Ich will nicht mißverstanden werden: Mir ist das Leid von Kriegsopfern nicht egal! Aber Kriegsopfer werden am besten vermieden, wenn die Bevölkerungen im eigenen Land den Imperialismus ihrer kriegsbejahenden Parteien bekämpfen. Spenden sind dagegen nur ein bürgerlich-moralisches Feigenblatt, welches den nächsten Krieg nicht verhindert, sondern diesen für die kriegführenden Parteien einfacher und erträglicher macht. Zukünftige Kriegsopfer können sich lediglich damit trösten, daß ihnen, nachdem ihr Haus weggebombt wurde, ein Zelt, was zu Essen und Medikamente zur Verfügung gestellt werden – zur Linderung eines Leids, das nicht entstanden wäre, hätte es keinen Krieg gegeben.

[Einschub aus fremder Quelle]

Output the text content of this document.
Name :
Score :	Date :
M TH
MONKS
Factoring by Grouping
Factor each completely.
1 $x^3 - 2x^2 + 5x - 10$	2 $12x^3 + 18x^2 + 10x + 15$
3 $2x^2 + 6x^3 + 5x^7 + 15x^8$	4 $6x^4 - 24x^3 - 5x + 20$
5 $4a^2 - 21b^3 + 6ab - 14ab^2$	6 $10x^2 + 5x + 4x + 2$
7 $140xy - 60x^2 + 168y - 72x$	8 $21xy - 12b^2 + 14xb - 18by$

Schon Brecht fragte sich – ein Jahr nach dem Ersten Weltkrieg -, ob solche Einrichtungen wie die „Liga für Menschenrechte“ im Kampf gegen das Unrecht einen Wert hätten. Zwar versprach auch er sich nichts von diesem Pazifismus, „der, ohne Aussicht zu haben, an den Ursachen etwas ändern zu können, die Kriege, welche doch nur Folgeerscheinungen sind, geradezu, ohne Umwege und mit den schwächsten Mitteln (…) zu bekämpfen unternahm“.[2] Es sei aber – und dies verstehe ich als einen guten Einwand gegen meine obigen Ansichten – wichtig, „daß das Unrecht nicht nur in der endgültigsten, seine Ursachen mit einbeziehenden Weise, sondern auch in der allgemeinsten Weise, d.h. mit allen Mitteln, d.h. auch den schwächsten, bekämpft werden muß“. Selbst auf die schwächsten Mittel könne im Kampf gegen das unnötige Elend nicht verzichtet werden.

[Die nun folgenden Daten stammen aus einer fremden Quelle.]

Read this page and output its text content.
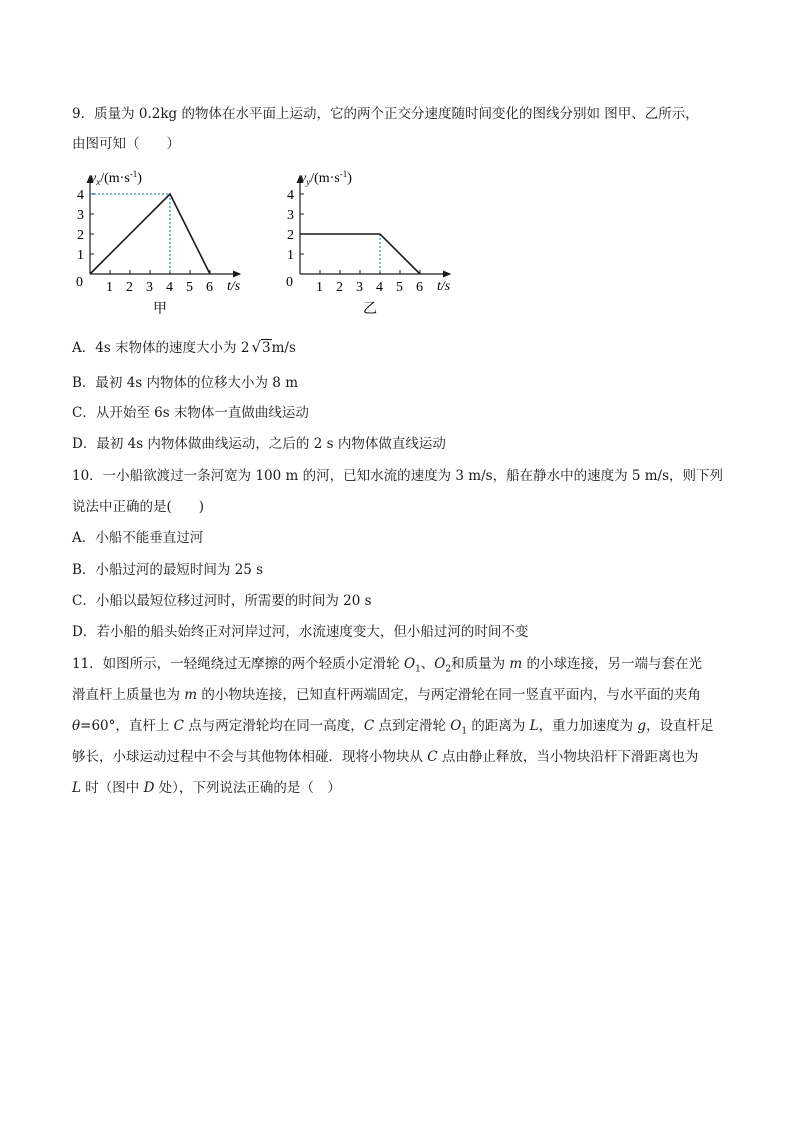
9．质量为 0.2kg 的物体在水平面上运动，它的两个正交分速度随时间变化的图线分别如 图甲、乙所示，
由图可知（　　）
$v_x/(m\cdot s^{-1})$
1 2 3 4 5 6
1
2
3
4
0	t/s
甲
$v_y/(m\cdot s^{-1})$
1 2 3 4 5 6
1
2
3
4
0	t/s
乙
A．4s 末物体的速度大小为 2 √3m/s
B．最初 4s 内物体的位移大小为 8 m
C．从开始至 6s 末物体一直做曲线运动
D．最初 4s 内物体做曲线运动，之后的 2 s 内物体做直线运动
10．一小船欲渡过一条河宽为 100 m 的河，已知水流的速度为 3 m/s，船在静水中的速度为 5 m/s，则下列
说法中正确的是(　　)
A．小船不能垂直过河
B．小船过河的最短时间为 25 s
C．小船以最短位移过河时，所需要的时间为 20 s
D．若小船的船头始终正对河岸过河，水流速度变大，但小船过河的时间不变
11．如图所示，一轻绳绕过无摩擦的两个轻质小定滑轮 $O_1$、$O_2$和质量为 m 的小球连接，另一端与套在光
滑直杆上质量也为 m 的小物块连接，已知直杆两端固定，与两定滑轮在同一竖直平面内，与水平面的夹角
θ=60°，直杆上 C 点与两定滑轮均在同一高度，C 点到定滑轮 $O_1$ 的距离为 L，重力加速度为 g，设直杆足
够长，小球运动过程中不会与其他物体相碰．现将小物块从 C 点由静止释放，当小物块沿杆下滑距离也为
L 时（图中 D 处），下列说法正确的是（　）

rightnow scheint sich – und das ist mein Fazit – jenem oben erwähnten Kuß nicht widersetzt zu haben – und das, obwohl die selbstgesteckten Aufgaben grundlegend ein Primat der Innenpolitik erkennen ließen, bzw. auf Europa ausgerichtet waren. Die Teilnahme an der unter Michail Gorbatschows Schirmherrschaft gestandenen World Peace Conference , die – aber vor allem die im Fernsehen übertragende Gala-Show – den Anschein einer Alibiveranstaltung für die bürgerliche Öffentlichkeit hatte, macht deutlich, daß der, dem ein A gegeben wurde, dann aus Freude an der zuteil gewordenen Anerkennung innerhalb der bürgerlichen Öffentlichkeit sich oft auch ein B usw. geben läßt.

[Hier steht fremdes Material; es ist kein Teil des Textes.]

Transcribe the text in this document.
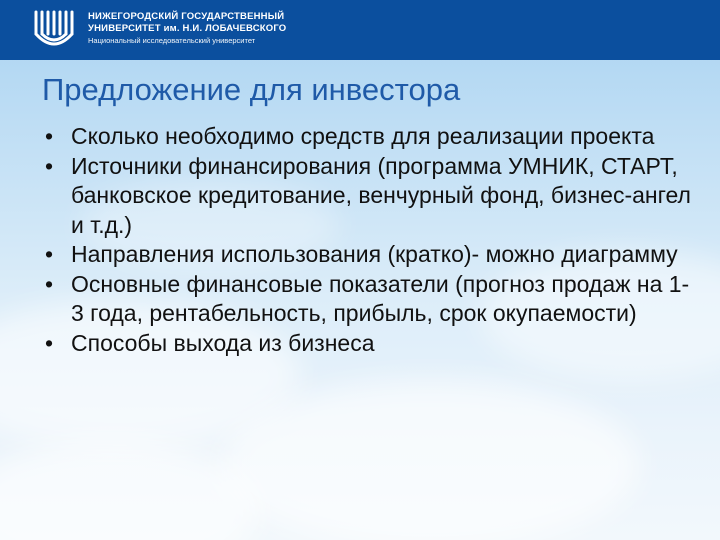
НИЖЕГОРОДСКИЙ ГОСУДАРСТВЕННЫЙ
УНИВЕРСИТЕТ им. Н.И. ЛОБАЧЕВСКОГО
Национальный исследовательский университет
Предложение для инвестора
• Сколько необходимо средств для реализации проекта
• Источники финансирования (программа УМНИК, СТАРТ, банковское кредитование, венчурный фонд, бизнес-ангел и т.д.)
• Направления использования (кратко)- можно диаграмму
• Основные финансовые показатели (прогноз продаж на 1-3 года, рентабельность, прибыль, срок окупаемости)
• Способы выхода из бизнеса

Weil diese letzten Aktivitäten aber nicht verwerflich – im Gegenteil sogar moralisch einwandfrei sind, wünsche ich dem Verein deshalb auch weiterhin viel Erfolg und ein langes Bestehen. Insbesondere zu kritisieren aber habe ich die vollzogene Kehrtwende, die ganz offensichtlich zu einer affirmativen Identifikation mit der bürgerlichen Öffentlichkeit des Vereines geführt hat, auch wenn es sich dabei um das fortschrittliche Segment handelt. Nach seiner Kehrtwende kommt für mich der Verein leider nur noch als Bündnispartner jenes Teils einer fortschrittlichen bürgerlichen Öffentlichkeit in Frage, nicht aber als meine eigene politische Heimat.

 

Mit solidarischen Grüßen,

Marcus Hawel

 

Fußnoten

[1] Man kann sich natürlich nachträglich wie Bertolt Brecht fragen, warum einer sich wundert, „wenn das Unrecht über den triumphiert, der Gerichte wie die unsern anruft?“ – Dann kann man aber auch mit Brecht antworten, daß man sich nicht nötig zu wundern brauche, um sich zu beschweren; die Ansichten über Polizei und Gerichte allein vermögen jedenfalls diese noch nicht zu ändern.

[2] Bertolt Brecht: „Man muß das Unrecht auch mit schwachen Mitteln bekämpfen“, Werke Bd. 6, Frankfurt a.M. 1997, S. 170f.